Metadata-Version: 2.1
Name: neural-network-renderer
Version: 0.2
Summary: A usefull CNN/DenseNet visualization tool
Home-page: https://github.com/jeandemeusy/neural-network-renderer
Author: Jean Demeusy
Author-email: dev.jdu@gmail.com
License: UNKNOWN
Platform: UNKNOWN
Classifier: Programming Language :: Python :: 3
Classifier: License :: OSI Approved :: MIT License
Classifier: Operating System :: OS Independent
Description-Content-Type: text/markdown

# neural-network-renderer

This repository contains everything necessary to generated neural network visualisation.

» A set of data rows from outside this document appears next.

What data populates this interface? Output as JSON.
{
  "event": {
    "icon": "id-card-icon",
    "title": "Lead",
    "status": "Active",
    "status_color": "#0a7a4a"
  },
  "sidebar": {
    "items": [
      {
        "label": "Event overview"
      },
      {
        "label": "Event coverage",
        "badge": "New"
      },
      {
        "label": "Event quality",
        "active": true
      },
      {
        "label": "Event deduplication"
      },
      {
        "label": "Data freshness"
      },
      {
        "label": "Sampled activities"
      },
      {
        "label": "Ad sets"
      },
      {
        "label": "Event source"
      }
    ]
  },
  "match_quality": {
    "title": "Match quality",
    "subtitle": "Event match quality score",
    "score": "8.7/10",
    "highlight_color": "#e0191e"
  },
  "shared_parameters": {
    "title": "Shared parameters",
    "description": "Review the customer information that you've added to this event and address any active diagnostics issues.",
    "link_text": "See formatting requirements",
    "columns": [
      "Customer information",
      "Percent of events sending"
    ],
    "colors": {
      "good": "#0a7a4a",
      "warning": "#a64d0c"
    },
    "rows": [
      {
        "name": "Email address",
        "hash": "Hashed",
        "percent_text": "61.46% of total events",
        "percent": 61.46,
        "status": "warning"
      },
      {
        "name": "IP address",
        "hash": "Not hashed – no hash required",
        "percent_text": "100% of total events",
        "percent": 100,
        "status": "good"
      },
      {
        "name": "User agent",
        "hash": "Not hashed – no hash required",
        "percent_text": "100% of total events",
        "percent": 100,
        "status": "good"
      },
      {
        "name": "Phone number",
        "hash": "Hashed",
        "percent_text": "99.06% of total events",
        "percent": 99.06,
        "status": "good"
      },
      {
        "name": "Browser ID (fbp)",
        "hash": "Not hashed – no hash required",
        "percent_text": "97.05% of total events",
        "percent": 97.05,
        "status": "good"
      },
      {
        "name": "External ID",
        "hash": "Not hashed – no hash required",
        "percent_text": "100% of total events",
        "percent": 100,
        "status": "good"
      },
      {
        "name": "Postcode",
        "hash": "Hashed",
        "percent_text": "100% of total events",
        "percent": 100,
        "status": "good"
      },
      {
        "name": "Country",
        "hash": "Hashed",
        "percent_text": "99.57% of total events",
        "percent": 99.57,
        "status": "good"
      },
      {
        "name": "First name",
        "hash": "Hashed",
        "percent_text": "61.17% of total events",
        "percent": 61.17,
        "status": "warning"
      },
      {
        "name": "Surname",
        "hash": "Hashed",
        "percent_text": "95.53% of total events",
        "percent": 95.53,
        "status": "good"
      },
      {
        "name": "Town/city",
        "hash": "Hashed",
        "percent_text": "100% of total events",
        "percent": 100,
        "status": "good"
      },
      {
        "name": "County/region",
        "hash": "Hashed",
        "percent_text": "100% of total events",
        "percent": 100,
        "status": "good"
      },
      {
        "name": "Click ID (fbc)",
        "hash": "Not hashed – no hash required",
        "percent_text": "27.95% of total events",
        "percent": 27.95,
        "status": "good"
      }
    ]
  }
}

The code generating the image is writen in Python. This code generates `.tex`file that is directly compiled and deleted once the results are available.

## Example

Here is an example of the code to generate a simple convolutionnal-network representation:

```Python
from pathlib import Path
import sys

from network_layer.architecture import Architecture
from network_layer.layers import Input, Pool, Conv, Softmax, Dense, Spacer


def main():
    arch = Architecture(2 / 32)

    # input
    arch.add(Input("assets/input_def_crop.png", shape=[64, 64]))

    # first layer
    arch.add(Conv([64, 64, 32], s_filter=64, n_filter=32, to="(4,0,0)"))
    arch.add(Conv([62, 62, 32], s_filter=62, n_filter=32))
    arch.add(Pool([31, 31, 32]))

    arch.add(Spacer())

    # second layer
    arch.add(Conv([31, 31, 64], s_filter=31, n_filter=64))
    arch.add(Conv([29, 29, 64], s_filter=29, n_filter=64))
    arch.add(Pool([14, 14, 64]))

    arch.add(Spacer())

    # third layer
    arch.add(Conv([13, 13, 64], s_filter=14, n_filter=64))
    arch.add(Conv([12, 12, 64], s_filter=12, n_filter=64))
    arch.add(Pool([6, 6, 64]))

    arch.add(Spacer())

    # flatten
    arch.add(Dense(64, 64))

    # output
    arch.add(Spacer())
    arch.add(Softmax(5, 5))

    arch.generate(f"{Path(sys.argv[0]).stem}.tex")


if __name__ == "__main__":
    main()
```

The rendering is started with this command: 

```sh
bash to_pdf.sh main
```
where `main` is the name of the python file.